Vuol dire modificare i processi, l’operatività, ma anche cambiare il modo cui pensiamo quando ci riferiamo all’innovazione, che non è più solo quella comprensibile della grande trovata tecnica, ma che si estende ad ampio raggio su tutta una serie di aspetti: dal marketing, alle vendite, alla progettazione, all’ideazione di nuovi prodotti e al sistema che rende tutti questi processi possibili, cioè il modo con cui gestiamo le aziende, ai presupposti ormai antichi della gestione aziendale, sostituendoli con presupposti e principi diversi, più moderni e soprattutto più funzionali.
Siamo disposti, allora, a fare impresa in modo diverso?

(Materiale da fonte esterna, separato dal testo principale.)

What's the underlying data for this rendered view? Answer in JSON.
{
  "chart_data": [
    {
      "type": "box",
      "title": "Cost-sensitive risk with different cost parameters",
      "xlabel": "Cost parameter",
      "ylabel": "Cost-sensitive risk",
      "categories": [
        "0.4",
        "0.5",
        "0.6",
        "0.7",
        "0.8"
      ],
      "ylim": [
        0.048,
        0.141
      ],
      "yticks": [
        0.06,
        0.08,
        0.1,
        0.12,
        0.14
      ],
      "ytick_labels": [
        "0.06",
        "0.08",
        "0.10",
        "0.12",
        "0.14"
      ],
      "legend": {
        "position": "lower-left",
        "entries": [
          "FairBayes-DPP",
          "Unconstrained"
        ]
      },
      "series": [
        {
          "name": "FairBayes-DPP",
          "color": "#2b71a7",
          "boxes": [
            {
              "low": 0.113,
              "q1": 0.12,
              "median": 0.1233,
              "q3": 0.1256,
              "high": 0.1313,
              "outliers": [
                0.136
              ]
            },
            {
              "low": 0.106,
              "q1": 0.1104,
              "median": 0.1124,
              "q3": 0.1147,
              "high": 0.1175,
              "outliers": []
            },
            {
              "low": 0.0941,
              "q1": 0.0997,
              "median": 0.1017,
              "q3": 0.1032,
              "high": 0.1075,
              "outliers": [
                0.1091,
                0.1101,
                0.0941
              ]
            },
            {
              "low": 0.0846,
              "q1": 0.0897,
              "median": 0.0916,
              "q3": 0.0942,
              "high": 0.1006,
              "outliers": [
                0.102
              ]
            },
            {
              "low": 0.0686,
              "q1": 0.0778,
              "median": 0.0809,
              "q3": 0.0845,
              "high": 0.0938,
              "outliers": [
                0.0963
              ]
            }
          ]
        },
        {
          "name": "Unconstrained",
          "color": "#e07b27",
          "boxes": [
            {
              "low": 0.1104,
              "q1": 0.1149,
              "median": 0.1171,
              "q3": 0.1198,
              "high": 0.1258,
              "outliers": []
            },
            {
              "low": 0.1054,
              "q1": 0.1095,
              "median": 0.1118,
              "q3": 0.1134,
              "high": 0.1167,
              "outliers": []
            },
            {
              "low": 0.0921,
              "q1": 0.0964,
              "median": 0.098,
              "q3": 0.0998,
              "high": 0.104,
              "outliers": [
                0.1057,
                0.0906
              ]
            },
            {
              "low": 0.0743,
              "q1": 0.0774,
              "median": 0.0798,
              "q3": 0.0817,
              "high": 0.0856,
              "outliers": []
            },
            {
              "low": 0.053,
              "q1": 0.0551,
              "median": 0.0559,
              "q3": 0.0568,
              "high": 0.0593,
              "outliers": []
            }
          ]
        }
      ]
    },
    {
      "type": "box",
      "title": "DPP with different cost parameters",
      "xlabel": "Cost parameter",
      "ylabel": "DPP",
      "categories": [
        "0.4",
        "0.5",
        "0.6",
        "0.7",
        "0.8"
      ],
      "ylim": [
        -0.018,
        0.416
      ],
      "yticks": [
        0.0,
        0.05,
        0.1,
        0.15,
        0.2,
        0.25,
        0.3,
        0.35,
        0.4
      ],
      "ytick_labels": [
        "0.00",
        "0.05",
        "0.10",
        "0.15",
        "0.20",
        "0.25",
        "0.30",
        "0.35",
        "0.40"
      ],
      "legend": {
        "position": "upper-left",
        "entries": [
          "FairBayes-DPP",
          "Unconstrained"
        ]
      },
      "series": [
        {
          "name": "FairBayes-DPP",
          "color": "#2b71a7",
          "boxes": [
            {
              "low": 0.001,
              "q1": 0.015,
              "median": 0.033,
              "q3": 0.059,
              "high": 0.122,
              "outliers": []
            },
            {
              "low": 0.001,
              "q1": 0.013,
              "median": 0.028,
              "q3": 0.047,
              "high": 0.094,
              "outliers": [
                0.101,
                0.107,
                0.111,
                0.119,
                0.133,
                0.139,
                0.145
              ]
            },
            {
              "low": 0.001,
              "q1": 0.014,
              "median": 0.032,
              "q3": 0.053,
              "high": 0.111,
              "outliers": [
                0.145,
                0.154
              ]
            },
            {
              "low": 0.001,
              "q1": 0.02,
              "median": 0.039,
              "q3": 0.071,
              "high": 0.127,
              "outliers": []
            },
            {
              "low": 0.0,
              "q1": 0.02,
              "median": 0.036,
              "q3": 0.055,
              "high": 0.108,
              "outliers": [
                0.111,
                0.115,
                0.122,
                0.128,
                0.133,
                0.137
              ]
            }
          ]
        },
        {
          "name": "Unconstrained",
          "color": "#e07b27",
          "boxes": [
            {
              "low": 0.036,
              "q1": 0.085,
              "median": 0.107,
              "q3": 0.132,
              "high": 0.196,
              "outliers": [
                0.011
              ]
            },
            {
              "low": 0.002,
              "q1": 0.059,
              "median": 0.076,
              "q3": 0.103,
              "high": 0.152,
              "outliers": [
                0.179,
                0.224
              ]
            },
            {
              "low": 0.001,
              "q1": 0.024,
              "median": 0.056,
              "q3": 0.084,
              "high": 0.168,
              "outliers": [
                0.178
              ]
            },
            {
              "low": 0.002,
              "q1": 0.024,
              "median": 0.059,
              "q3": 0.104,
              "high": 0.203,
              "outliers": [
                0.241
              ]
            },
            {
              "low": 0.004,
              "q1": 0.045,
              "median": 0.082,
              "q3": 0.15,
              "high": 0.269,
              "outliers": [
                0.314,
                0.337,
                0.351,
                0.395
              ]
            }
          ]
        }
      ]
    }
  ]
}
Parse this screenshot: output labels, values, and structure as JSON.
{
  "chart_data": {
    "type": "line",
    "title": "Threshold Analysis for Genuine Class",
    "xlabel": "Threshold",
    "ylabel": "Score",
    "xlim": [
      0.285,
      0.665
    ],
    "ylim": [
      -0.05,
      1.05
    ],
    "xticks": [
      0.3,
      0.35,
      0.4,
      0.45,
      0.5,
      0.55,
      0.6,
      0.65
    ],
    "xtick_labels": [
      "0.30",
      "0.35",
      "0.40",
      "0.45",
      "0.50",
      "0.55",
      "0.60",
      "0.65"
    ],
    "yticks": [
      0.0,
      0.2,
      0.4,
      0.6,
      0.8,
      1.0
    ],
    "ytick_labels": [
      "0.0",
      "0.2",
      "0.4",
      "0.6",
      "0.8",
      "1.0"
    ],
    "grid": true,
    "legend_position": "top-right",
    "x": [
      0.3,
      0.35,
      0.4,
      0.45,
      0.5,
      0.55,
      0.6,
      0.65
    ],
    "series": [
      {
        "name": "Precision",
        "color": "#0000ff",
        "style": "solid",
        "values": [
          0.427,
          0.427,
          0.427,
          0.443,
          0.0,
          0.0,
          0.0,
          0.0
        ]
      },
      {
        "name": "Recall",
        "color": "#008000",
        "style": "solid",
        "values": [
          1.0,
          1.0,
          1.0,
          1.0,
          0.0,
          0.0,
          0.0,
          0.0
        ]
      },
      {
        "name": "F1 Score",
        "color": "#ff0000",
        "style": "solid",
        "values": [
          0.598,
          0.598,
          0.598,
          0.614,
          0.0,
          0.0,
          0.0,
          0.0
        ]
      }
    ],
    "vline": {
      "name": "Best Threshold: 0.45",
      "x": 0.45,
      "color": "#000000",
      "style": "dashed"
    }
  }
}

Siamo disposti e seriamente intenzionati ad alterare l’ordine delle cose stabilite?
Siamo convinti che pensare alla concorrenza ci porta verso le ricette di sempre e che la vera minaccia non arriverà da un concorrente, ma da qualcuno che riesce a cambiare in modo sostanziale il nostro mercato di riferimento?
“Uscire dallo schema” è una condizione necessaria per il sorgere di nuove idee, certo; ma come garantire a priori che saranno anche di rottura e pertinenti al problema presentato? La risposta è chiara: bisogna pensare con “altri schemi”, ovvero lasciare che la nostra immaginazione si butti in altre rappresentazioni del mondo, quelle che dissolvono i paradossi della realtà.
(…) Se lanciamo un gatto in aria esso cade sempre sulle zampe, lo sappiamo bene. Quando una fetta di pane con la marmellata finisce a terra, casca sempre sul lato della marmellata, anche questo lo sappiamo bene. E se, prima di lanciare in aria un gatto gli fissiamo sul dorso un pezzo di pane ricoperto di Sciroppo di Liegi? Vedete dove voglio arrivare?
Il pensiero creativo è un pensiero che non si ferma mai e che non conduce mai in un luogo preciso. Sempre aperto, ma sempre frustrante, non si adatta né ai limiti nè alle teorie. Ci scuote di fronte alle debolezze delle nostre certezze.
(Luc de Brandere – Pensiero magico. Pensiero Logico)
Scuotere e sfidare le debolezze delle nostre certezze. E c’è chi di certezze ne ha di granitiche, incapace, prima di pensare al nuovo, di abbandonare il vecchio.
Vi è una lezione nella filastrocca di Sailer.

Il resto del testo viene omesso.